With
the Ski World Championship about to end in Schladming, I am reminded of my trip
to Hakuba, Japan, last year. It is a great place for alpine skiing that has ski
runs and other facilities made for the 1998 Nagano Olympics. I plan to go back
there this year. But it also has some facilities that are not used much
anymore, and its location in an isolated valley makes me wonder how it handled
such a large event as the Olympics. The same could be said for Nagano
prefecture, which is far from Japan's center in population and
economy.
How
does such a mega-event affect a small community? Indeed, how does a big event affect
any size community, such as when Los Angeles hosted the Olympics? In recent
research in Administrative Science Quarterly, András Tilcsik and Christopher
Marquis looked at how mega-events affected corporate philanthropy. They showed
that mega-events opened corporate wallets, with firms giving more money
overall, including after the event. The continuation of giving after the event
matters because it shows that the giving is not just for that event, and that
there could be a longer lasting effect on the community. Unfortunately, as they
show, the effect seems to peter out into nothing after a few years.
Hosting
the Olympics is fun. But there are also negative mega-events, like a hurricane
or other natural disaster, and these unwanted events create a need for corporate
giving in order to rebuild the community. But they also reduce the resources
available to firms. What is the net effect? Tilcik and Marquis found that corporate giving does increase
after a disaster but, sadly, only if the disaster is small. For major
disasters, corporate giving decreases. It is easy to see why, because the firms
that might have given are themselves affected and have fewer resources to
spare. This is bad news because it is major disasters (like the recent huge
hurricanes in the US) that really call for corporate giving in addition to government
and individual efforts.
What
about the long-term effects? Tilcik and Marquis did not find any effects on corporate
giving. However, in research that I have previously discussed in my blog post
Community Imprinting, communities do experience long-term effects of some
events. My collaborator Hayagreeva Rao published an article in American Journal of Sociology on how communities become
better at founding community organizations after they had done so earlier.
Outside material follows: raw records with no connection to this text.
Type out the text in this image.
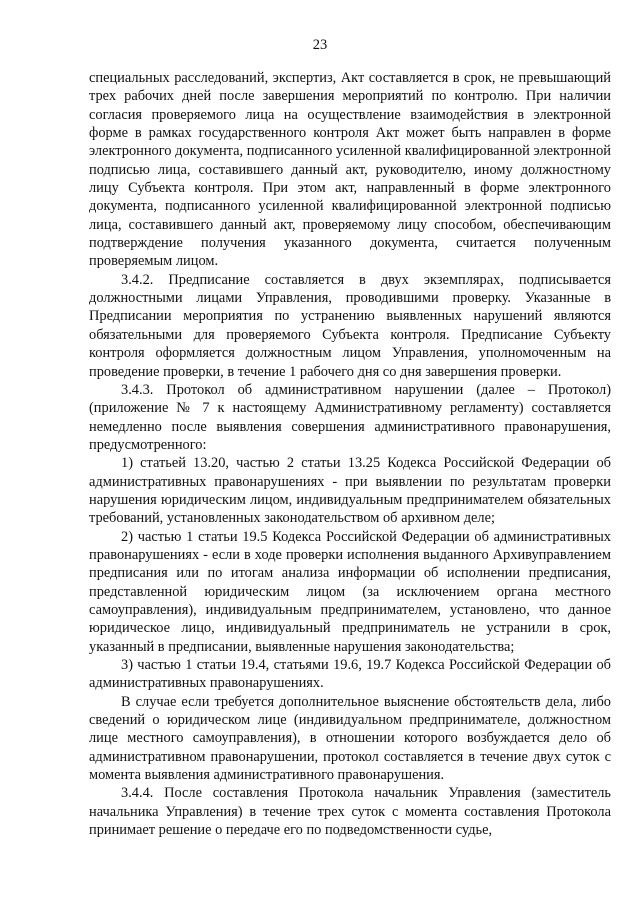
23

специальных расследований, экспертиз, Акт составляется в срок, не превышающий трех рабочих дней после завершения мероприятий по контролю. При наличии согласия проверяемого лица на осуществление взаимодействия в электронной форме в рамках государственного контроля Акт может быть направлен в форме электронного документа, подписанного усиленной квалифицированной электронной подписью лица, составившего данный акт, руководителю, иному должностному лицу Субъекта контроля. При этом акт, направленный в форме электронного документа, подписанного усиленной квалифицированной электронной подписью лица, составившего данный акт, проверяемому лицу способом, обеспечивающим подтверждение получения указанного документа, считается полученным проверяемым лицом.

3.4.2. Предписание составляется в двух экземплярах, подписывается должностными лицами Управления, проводившими проверку. Указанные в Предписании мероприятия по устранению выявленных нарушений являются обязательными для проверяемого Субъекта контроля. Предписание Субъекту контроля оформляется должностным лицом Управления, уполномоченным на проведение проверки, в течение 1 рабочего дня со дня завершения проверки.

3.4.3. Протокол об административном нарушении (далее – Протокол) (приложение № 7 к настоящему Административному регламенту) составляется немедленно после выявления совершения административного правонарушения, предусмотренного:

1) статьей 13.20, частью 2 статьи 13.25 Кодекса Российской Федерации об административных правонарушениях - при выявлении по результатам проверки нарушения юридическим лицом, индивидуальным предпринимателем обязательных требований, установленных законодательством об архивном деле;

2) частью 1 статьи 19.5 Кодекса Российской Федерации об административных правонарушениях - если в ходе проверки исполнения выданного Архивуправлением предписания или по итогам анализа информации об исполнении предписания, представленной юридическим лицом (за исключением органа местного самоуправления), индивидуальным предпринимателем, установлено, что данное юридическое лицо, индивидуальный предприниматель не устранили в срок, указанный в предписании, выявленные нарушения законодательства;

3) частью 1 статьи 19.4, статьями 19.6, 19.7 Кодекса Российской Федерации об административных правонарушениях.

В случае если требуется дополнительное выяснение обстоятельств дела, либо сведений о юридическом лице (индивидуальном предпринимателе, должностном лице местного самоуправления), в отношении которого возбуждается дело об административном правонарушении, протокол составляется в течение двух суток с момента выявления административного правонарушения.

3.4.4. После составления Протокола начальник Управления (заместитель начальника Управления) в течение трех суток с момента составления Протокола принимает решение о передаче его по подведомственности судье,
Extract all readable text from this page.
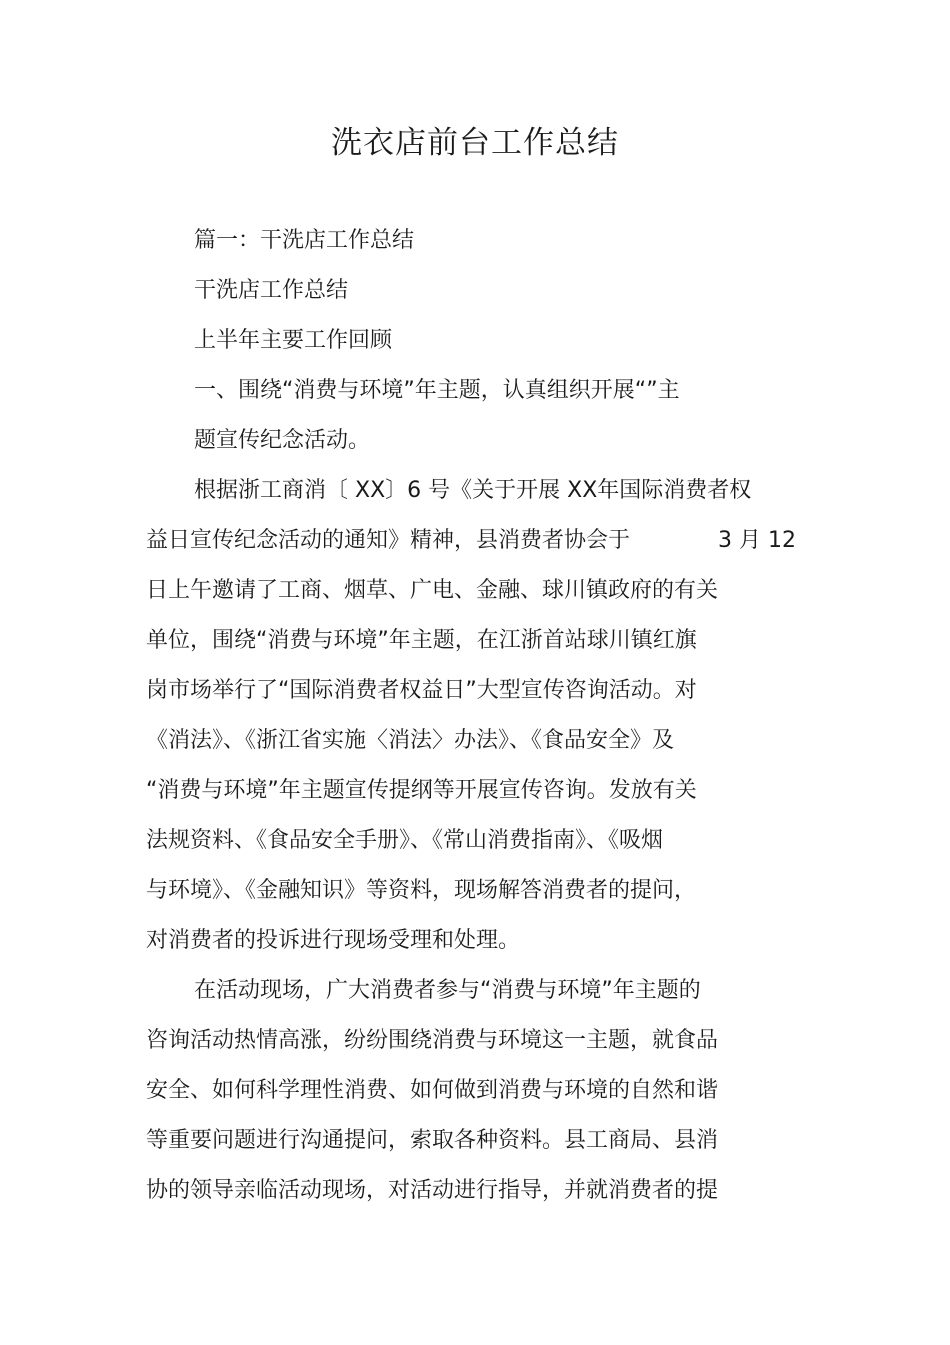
洗衣店前台工作总结
篇一：干洗店工作总结
干洗店工作总结
上半年主要工作回顾
一、围绕“消费与环境”年主题，认真组织开展“”主
题宣传纪念活动。
根据浙工商消〔 XX〕6 号《关于开展 XX年国际消费者权
益日宣传纪念活动的通知》精神，县消费者协会于	3 月 12
日上午邀请了工商、烟草、广电、金融、球川镇政府的有关
单位，围绕“消费与环境”年主题，在江浙首站球川镇红旗
岗市场举行了“国际消费者权益日”大型宣传咨询活动。对
《消法》、《浙江省实施〈消法〉办法》、《食品安全》及
“消费与环境”年主题宣传提纲等开展宣传咨询。发放有关
法规资料、《食品安全手册》、《常山消费指南》、《吸烟
与环境》、《金融知识》等资料，现场解答消费者的提问，
对消费者的投诉进行现场受理和处理。
在活动现场，广大消费者参与“消费与环境”年主题的
咨询活动热情高涨，纷纷围绕消费与环境这一主题，就食品
安全、如何科学理性消费、如何做到消费与环境的自然和谐
等重要问题进行沟通提问，索取各种资料。县工商局、县消
协的领导亲临活动现场，对活动进行指导，并就消费者的提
However, we also found that a major disaster, the Spanish Flu, had a negative
effect on the ability to form community organizations long time after.
That
finding is worrying when compared with what Tilcik and Marquis found. If a
community devastated by a major disaster is less able to form community
organizations for a long time after, and its corporate giving is reduced rather
than increased (even if it is only in the short run), it is hard to see how it
can recover fully. How disasters affect individuals, communities, and
corporations is an important topic for research because learning more about how a community can make a natural recovery corporate giving and collective action can help us better understand the effects
of a world that may be increasingly affected by extreme weather events. If
there is no natural recovery, it is time to start a discussion about how to
help communities overcome the long-term effects of disasters, and whether to start thinking differently about communities that are at risk of disasters in the future.